For the first time under the new order information was provided on the 6th of August. The Monetary Policy Committee vote took place as well as the minutes report, both on one day. The Monetary Policy Committee has voted against a rate hike with the votes divided 1 to 8, with 1 for and 8 against.
The consensus was at 2 to 9 with Ian McCafferty and Martin Weale voting for and possibly a third person as well. This outcome was disappointing for the market. The minutes have shown that there is a divide when it comes to the time of starting to cut down on the QE program. Additionally the inflation report was provided. The forecasts concerning inflation rate have been lowered for the rest of the year. The 2015 forecast has been lowered from 0.6% to 0.3%. It has also been mentioned that the downward pressures from low energy prices may persist until mid 2016. Howoever, by that time inflation should pick up and amount to 1.5% for the year 2016. The BoE currently expects the inflation rate to reach it's target level of 2% in two years time. One year later it's forecast to edge up higher to 2.1%. It has been also mentioned that economic recovery is supported by consumption and business investment.

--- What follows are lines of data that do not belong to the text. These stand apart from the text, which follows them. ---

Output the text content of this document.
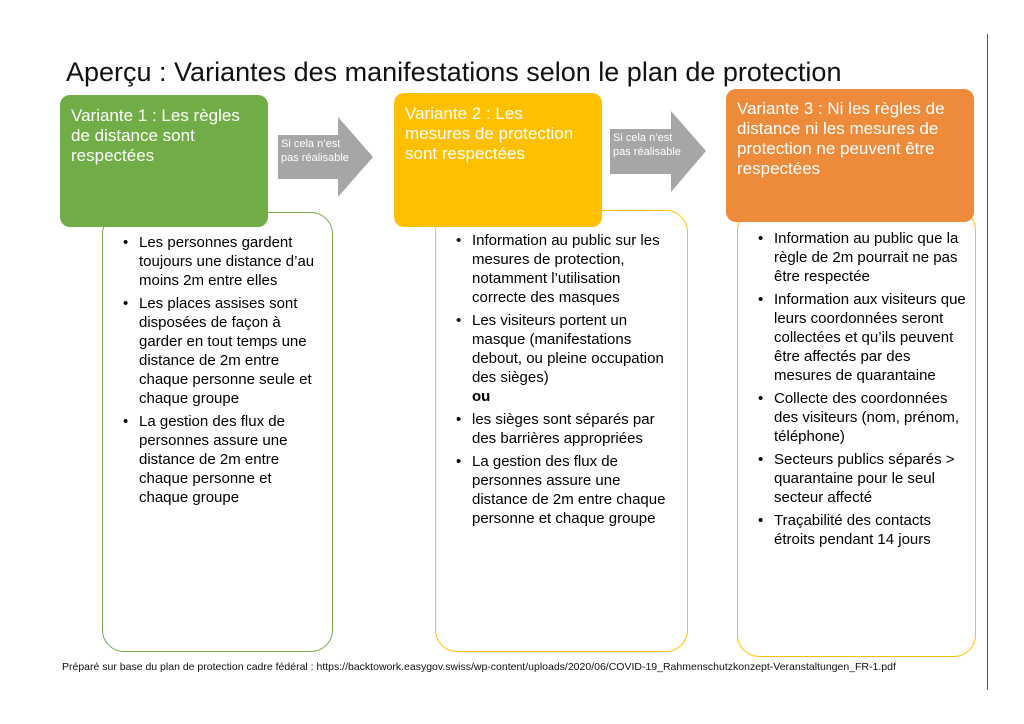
Aperçu : Variantes des manifestations selon le plan de protection
• Les personnes gardent toujours une distance d’au moins 2m entre elles
• Les places assises sont disposées de façon à garder en tout temps une distance de 2m entre chaque personne seule et chaque groupe
• La gestion des flux de personnes assure une distance de 2m entre chaque personne et chaque groupe
Variante 1 : Les règles de distance sont respectées
Si cela n’est pas réalisable
• Information au public sur les mesures de protection, notamment l’utilisation correcte des masques
• Les visiteurs portent un masque (manifestations debout, ou pleine occupation des sièges)
ou
• les sièges sont séparés par des barrières appropriées
• La gestion des flux de personnes assure une distance de 2m entre chaque personne et chaque groupe
Variante 2 : Les mesures de protection sont respectées
Si cela n’est pas réalisable
• Information au public que la règle de 2m pourrait ne pas être respectée
• Information aux visiteurs que leurs coordonnées seront collectées et qu’ils peuvent être affectés par des mesures de quarantaine
• Collecte des coordonnées des visiteurs (nom, prénom, téléphone)
• Secteurs publics séparés > quarantaine pour le seul secteur affecté
• Traçabilité des contacts étroits pendant 14 jours
Variante 3 : Ni les règles de distance ni les mesures de protection ne peuvent être respectées
Préparé sur base du plan de protection cadre fédéral : https://backtowork.easygov.swiss/wp-content/uploads/2020/06/COVID-19_Rahmenschutzkonzept-Veranstaltungen_FR-1.pdf
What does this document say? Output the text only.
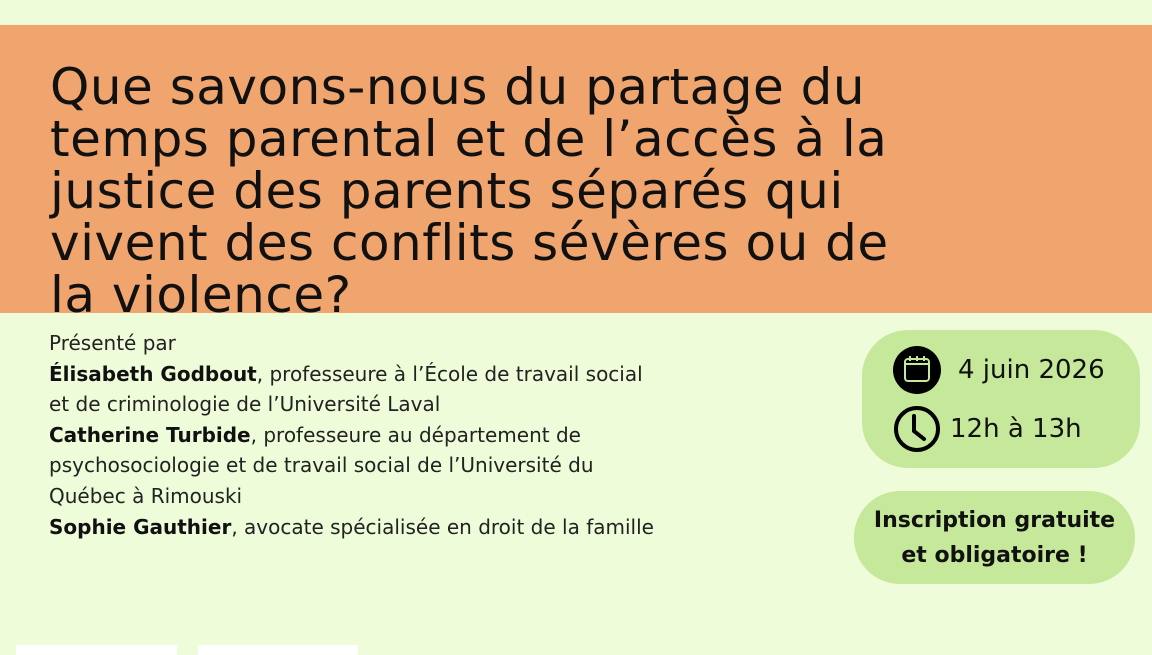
Que savons-nous du partage du
temps parental et de l’accès à la
justice des parents séparés qui
vivent des conflits sévères ou de
la violence?
Présenté par
Élisabeth Godbout, professeure à l’École de travail social
et de criminologie de l’Université Laval
Catherine Turbide, professeure au département de
psychosociologie et de travail social de l’Université du
Québec à Rimouski
Sophie Gauthier, avocate spécialisée en droit de la famille
4 juin 2026
12h à 13h
Inscription gratuite
et obligatoire !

During his conference the governor of the BoE, Mark Carney, has expressed the view that any insight on an approximate data for a rate hike can not be provided at this time. “It will be the product of economic developments andprospect. In short, it will be data dependent”, he said. In other words, in my opinion, we are in for a roller coaster ride on the GBP in the upcoming months as investors will seek some indication in many data releases. I think we may see lots of volatility as various data will give mixed signals and the market will try to make the best out of it. Special emphasis must be put of course on the CPI releases which will have most vital impact, but other data such as GDP growth, employment, wage growth and house prices will be of importance.

Sonia (sterling over night index average) informs about the interest that is charged for lending/borrowing money in off hours trade. If we take a look at the Sonia futures we can get a clue of when the market anticipates a change in interest rates. Currently Sonia futures point to May 2016 as the most probable date for a rate hike. However, some analysts expect the rate hike to take place as soon as February.

Market Reaction

Last week the main ‘market mover’, just as anticipated, took place on the 6th of August during the so called ‘Super Thursday’ when for the first time Bank of England has combined many releases into one announcement. On this day it has reached the level of over 1.56 to move down below 1.55 and close the day slightly above that level. On Friday it has continued it's depreciation.


The GBP/USD has closed the week at around 1.5490, that's below the psychological level of 1.55. But more importantly in reaction to the Super Thursday announcements the GBP/USD has broken it's upward trend line and formed a large bearish daily candle which encompassed the previous bullish one forming an outside bar. This is quite a strong signal for a potential turnaround of the trend.


The GBP/USD has followed the uptrend since April 2015. However, this close below the trend line in daily and weekly intervals provides a strong signal for a downward trend to begin.

Conclusions

The information released on ‘Super Thursday’ could be in line with the BoE’s objective to weaken the pound. As the low inflation rate is the main concern with the decline in energy prices having a large impact. A weaker pound would mean that the drop in energy prices would be less severe. Additionally the rise in prices of imported goods could push inflation higher. Furthermore, a weaker pound should give a boost to exports even thought the global economy is still lagging behind.

Due to the latest inflation data and forecast releases and the announced dovish monetary policy stance, the break of the uptrend seems to be certain. A comeback to the uptrend is still possible, but much less likely. The turnaround from upward to downward trend seems to be taking place and with the US rate hike on the horizon it seems to be the prevailing direction in the upcoming months.